Elder Oaks focused on three fundamental responsibilities of citizens - serving in the military, paying taxes, and participating in democratic government.

He said some argue against the government's compulsion to serve in the military and to pay taxes because those duties interfere with freedom.

Then he added that some citizens feel they have a right to refuse military service if they object to a war their country is involved in, such as the Vietnam War, and some feel justified in withholding taxes if they do not agree with the way the government is using the revenue.

"One does not have to approve of all of the uses of military power," he stated, "nor all of the uses of tax revenues to see that taxpayers and young men of military age cannot resist compulsion on the basis of disagreements with some of the policies of the government that seeks to compel them. A government could not survive if the enforceable responsibilities of its citizens were divisible according to their individual preferences. We cannot be expected to welcome military service or to relish the payment of taxes, but we should recognize these as essential responsibilities of citizenship, even where we disagree with some of the actions of the government we support."

He noted, "The United States Constitution and the constitutions of the several states have defined the powers citizens have granted to their governments, the procedures for amending those grants, and the means by which controversies over the exercise of those powers can be resolved."

He then turned to the principle of participating in democratic government.

He said: "The solution to many of the major problems in our nation is for more citizens to participate more actively and more effectively in democratic government, by their votes and by their letters and other communications to elected representatives. This fundamental responsibility of citizenship is a prerequisite for the perpetuation of freedom."

He cited three major national problems that he believed would yield, long-term, to increased citizen participation - the budget deficit, the acquiring of additional powers by the federal government that were previously left to state and local governments, and the idea that the national government presumably possesses powers except to the extent limited by some individual right.

But he cautioned against citizen participation in single-interest groups, asking, "If most who are politically active see the political process and the future of our country only through the keyhole of one particular special interest, where will we get the vision and perspective necessary to guide the ship of state on the largest and most important issues that confront us?"

Finally, he spoke of the relationship of responsibilities to the matter of heroes.

"The genuine hero achieves that status by accomplishments measured against a consensus of what is good and praiseworthy," he said.

He later stated: "I suggest that there are few heroes in a world that focuses on rights.

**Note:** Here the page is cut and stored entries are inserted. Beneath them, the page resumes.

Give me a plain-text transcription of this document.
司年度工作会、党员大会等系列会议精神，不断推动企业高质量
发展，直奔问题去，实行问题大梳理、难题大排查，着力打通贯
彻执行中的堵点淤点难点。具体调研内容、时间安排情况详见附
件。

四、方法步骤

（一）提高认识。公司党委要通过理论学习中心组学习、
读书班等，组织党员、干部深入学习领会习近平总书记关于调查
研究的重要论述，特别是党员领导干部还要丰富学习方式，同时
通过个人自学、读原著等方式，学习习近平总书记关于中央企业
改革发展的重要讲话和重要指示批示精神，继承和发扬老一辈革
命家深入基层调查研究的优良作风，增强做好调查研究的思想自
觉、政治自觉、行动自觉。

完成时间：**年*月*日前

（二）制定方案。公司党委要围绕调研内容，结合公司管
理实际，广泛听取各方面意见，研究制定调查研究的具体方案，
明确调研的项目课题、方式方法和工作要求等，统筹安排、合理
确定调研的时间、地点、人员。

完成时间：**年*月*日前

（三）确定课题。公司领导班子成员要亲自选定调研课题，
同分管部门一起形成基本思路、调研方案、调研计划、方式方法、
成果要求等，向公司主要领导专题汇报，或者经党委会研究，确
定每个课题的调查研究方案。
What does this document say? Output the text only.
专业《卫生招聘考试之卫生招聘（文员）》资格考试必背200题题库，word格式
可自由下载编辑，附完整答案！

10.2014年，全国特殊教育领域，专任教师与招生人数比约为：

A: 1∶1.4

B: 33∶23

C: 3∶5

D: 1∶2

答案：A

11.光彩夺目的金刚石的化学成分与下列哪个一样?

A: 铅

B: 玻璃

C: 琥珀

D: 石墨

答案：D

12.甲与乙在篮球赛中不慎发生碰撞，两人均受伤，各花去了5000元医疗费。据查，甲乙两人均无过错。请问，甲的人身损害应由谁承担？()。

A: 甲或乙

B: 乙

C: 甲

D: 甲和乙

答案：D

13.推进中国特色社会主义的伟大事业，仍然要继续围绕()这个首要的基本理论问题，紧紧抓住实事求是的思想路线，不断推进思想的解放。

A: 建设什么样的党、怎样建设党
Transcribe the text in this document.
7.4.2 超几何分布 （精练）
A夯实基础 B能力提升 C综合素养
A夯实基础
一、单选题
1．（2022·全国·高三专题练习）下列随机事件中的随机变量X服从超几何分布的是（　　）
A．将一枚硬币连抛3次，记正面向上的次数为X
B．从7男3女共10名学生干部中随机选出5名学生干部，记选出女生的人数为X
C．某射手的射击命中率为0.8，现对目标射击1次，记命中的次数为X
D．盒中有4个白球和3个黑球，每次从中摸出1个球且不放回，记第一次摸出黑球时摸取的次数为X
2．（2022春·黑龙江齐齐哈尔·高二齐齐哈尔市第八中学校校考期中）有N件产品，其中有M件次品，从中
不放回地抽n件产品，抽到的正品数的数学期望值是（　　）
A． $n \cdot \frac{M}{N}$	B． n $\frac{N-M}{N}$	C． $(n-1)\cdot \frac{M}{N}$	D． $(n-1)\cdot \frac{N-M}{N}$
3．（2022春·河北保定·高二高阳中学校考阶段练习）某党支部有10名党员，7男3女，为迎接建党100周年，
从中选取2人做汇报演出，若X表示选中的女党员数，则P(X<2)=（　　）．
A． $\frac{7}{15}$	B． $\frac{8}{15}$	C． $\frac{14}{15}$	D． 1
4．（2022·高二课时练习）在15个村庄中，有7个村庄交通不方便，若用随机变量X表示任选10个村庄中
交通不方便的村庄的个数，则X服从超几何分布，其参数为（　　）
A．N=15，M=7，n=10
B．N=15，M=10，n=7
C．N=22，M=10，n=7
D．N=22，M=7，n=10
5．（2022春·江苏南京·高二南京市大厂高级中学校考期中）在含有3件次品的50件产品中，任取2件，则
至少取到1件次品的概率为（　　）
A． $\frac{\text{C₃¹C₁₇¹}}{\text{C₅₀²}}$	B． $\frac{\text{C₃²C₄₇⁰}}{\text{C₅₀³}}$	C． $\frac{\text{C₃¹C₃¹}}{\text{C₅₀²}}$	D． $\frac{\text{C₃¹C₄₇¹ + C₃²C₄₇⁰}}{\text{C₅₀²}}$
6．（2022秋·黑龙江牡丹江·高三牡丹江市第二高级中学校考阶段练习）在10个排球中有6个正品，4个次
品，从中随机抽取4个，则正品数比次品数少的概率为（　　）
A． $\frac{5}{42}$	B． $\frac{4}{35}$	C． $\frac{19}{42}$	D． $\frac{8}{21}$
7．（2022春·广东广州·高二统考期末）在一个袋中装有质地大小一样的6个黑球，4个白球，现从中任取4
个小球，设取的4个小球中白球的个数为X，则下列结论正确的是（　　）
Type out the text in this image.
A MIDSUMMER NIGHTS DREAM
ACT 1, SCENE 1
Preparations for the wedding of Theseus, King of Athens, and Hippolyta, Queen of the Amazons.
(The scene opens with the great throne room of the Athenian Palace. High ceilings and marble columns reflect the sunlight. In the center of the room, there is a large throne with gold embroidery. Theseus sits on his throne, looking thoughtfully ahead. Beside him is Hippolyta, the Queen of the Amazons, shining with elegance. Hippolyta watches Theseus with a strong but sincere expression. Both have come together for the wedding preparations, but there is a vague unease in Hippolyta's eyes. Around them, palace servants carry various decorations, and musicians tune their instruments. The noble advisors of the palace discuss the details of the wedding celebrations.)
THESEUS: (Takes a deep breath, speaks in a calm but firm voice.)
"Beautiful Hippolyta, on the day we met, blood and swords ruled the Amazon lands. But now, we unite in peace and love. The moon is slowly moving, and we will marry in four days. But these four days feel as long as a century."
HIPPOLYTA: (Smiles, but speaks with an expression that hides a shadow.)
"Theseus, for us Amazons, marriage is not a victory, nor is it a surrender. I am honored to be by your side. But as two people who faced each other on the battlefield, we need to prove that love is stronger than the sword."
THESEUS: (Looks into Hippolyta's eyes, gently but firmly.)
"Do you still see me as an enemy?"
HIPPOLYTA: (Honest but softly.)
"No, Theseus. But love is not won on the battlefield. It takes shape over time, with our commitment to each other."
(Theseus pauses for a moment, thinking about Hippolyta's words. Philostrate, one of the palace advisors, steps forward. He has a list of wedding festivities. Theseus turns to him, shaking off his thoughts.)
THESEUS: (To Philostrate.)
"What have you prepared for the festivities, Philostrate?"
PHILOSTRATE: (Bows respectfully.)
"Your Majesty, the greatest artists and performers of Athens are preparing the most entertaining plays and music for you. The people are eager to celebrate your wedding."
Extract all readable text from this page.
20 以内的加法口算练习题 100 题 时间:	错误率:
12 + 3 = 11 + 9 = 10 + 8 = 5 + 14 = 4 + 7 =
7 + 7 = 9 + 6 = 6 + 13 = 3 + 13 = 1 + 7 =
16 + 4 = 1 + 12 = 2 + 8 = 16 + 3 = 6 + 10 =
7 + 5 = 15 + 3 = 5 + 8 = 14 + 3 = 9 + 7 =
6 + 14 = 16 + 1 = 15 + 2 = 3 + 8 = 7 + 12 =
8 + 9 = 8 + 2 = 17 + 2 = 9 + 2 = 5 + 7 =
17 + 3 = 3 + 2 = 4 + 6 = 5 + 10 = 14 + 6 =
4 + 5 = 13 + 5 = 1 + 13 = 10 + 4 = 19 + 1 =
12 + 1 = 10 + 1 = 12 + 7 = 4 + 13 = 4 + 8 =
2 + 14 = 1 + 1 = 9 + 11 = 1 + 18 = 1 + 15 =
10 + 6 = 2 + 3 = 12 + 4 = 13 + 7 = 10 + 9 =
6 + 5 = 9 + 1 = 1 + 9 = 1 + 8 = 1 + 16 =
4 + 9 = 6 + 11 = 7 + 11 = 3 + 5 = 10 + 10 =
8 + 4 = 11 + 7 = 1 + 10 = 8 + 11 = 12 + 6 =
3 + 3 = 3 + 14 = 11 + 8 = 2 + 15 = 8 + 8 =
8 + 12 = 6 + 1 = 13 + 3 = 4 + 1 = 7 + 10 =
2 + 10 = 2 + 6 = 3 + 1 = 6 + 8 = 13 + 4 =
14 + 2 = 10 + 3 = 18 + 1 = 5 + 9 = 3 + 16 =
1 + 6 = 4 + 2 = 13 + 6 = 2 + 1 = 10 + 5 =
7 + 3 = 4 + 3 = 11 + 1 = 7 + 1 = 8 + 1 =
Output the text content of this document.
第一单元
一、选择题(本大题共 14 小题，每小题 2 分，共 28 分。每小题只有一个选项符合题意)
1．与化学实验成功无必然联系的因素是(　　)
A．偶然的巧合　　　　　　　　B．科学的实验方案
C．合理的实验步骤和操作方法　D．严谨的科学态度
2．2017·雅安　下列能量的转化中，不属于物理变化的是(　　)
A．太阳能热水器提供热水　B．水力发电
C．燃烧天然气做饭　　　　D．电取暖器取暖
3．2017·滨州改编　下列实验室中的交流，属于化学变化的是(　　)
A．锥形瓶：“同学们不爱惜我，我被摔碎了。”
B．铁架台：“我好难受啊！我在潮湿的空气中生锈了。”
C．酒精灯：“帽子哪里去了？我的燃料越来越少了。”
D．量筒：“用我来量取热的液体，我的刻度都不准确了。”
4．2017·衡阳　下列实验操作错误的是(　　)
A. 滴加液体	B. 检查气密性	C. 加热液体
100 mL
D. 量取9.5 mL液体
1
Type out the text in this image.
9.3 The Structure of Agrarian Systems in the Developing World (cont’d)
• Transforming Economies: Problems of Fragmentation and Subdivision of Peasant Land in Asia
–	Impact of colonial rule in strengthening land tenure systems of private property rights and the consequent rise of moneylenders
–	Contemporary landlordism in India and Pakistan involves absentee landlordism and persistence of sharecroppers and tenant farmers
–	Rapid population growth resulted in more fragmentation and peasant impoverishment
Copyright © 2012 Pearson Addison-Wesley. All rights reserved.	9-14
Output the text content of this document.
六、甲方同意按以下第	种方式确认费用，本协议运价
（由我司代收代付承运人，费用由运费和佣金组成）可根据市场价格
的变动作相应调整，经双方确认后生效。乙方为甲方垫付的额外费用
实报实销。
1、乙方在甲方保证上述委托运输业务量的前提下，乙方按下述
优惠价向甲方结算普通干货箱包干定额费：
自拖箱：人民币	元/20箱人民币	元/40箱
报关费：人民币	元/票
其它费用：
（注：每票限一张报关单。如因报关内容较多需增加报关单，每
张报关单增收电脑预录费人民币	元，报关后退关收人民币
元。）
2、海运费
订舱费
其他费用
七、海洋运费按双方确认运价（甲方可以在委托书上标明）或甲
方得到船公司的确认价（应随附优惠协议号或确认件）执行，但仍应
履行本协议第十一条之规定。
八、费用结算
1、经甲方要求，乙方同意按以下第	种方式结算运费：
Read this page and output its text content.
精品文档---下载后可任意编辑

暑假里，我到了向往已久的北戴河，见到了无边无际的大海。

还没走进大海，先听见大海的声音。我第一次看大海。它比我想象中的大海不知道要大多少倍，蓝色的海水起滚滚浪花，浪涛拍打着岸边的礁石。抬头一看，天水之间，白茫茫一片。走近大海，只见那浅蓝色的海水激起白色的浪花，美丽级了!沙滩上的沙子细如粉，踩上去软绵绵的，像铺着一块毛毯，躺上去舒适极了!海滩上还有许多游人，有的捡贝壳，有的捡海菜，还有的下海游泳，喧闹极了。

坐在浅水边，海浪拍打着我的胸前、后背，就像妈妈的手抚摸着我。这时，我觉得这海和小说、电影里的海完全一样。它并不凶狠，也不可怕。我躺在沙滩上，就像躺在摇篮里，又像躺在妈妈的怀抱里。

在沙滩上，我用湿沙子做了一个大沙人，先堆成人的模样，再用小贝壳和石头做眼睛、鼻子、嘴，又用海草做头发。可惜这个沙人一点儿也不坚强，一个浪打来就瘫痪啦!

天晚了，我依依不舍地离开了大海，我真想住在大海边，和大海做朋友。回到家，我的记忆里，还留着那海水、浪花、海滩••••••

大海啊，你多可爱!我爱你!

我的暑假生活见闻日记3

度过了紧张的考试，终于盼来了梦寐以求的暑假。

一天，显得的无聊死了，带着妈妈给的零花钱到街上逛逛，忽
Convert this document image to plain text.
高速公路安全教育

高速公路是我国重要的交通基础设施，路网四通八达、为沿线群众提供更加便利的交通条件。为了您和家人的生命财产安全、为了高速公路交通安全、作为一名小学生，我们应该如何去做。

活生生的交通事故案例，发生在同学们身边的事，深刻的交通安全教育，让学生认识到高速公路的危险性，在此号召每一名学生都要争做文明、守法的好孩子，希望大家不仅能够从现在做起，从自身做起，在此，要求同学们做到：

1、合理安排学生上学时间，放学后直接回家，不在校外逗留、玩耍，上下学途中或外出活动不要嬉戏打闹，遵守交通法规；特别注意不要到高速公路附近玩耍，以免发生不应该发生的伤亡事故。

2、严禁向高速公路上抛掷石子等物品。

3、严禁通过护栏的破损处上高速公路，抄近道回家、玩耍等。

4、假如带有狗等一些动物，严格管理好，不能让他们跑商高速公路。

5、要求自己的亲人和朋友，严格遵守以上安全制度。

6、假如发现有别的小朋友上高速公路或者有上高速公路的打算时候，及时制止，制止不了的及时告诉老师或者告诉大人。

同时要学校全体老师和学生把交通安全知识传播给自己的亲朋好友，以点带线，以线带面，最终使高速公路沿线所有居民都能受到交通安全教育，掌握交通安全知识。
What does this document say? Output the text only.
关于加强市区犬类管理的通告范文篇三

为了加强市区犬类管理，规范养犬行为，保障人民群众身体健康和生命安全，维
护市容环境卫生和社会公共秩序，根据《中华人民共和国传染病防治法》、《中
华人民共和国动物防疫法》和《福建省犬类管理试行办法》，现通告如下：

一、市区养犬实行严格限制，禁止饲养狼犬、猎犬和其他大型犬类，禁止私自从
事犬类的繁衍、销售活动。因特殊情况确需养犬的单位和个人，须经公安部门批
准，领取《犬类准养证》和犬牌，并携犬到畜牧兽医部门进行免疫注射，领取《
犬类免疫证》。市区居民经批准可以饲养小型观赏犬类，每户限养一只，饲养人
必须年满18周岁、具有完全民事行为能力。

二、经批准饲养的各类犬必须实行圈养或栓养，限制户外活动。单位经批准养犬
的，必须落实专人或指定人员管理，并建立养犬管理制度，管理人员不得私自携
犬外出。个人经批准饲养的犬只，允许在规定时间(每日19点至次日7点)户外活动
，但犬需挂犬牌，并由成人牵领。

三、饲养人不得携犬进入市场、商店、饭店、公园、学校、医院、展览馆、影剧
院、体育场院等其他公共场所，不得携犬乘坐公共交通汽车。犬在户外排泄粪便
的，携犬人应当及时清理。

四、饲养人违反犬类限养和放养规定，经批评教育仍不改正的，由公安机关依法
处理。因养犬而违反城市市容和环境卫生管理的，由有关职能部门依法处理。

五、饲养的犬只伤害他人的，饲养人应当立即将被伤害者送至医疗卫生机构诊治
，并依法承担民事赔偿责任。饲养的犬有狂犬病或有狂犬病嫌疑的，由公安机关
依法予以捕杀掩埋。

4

Is a person a hero for getting his or her rights? . . . No, the pursuit of rights is rarely the stuff of which heroes are made. And so, in a time of preoccupation with rights it should not surprise us that we live in a world with few heroes.

"Heroes win that status by distinction in the fulfillment of responsibilities. If we could resurrect the prominence of responsibilities in our society, we would resurrect the framework of belief and the measures of distinction by which heroes can be recognized and honored."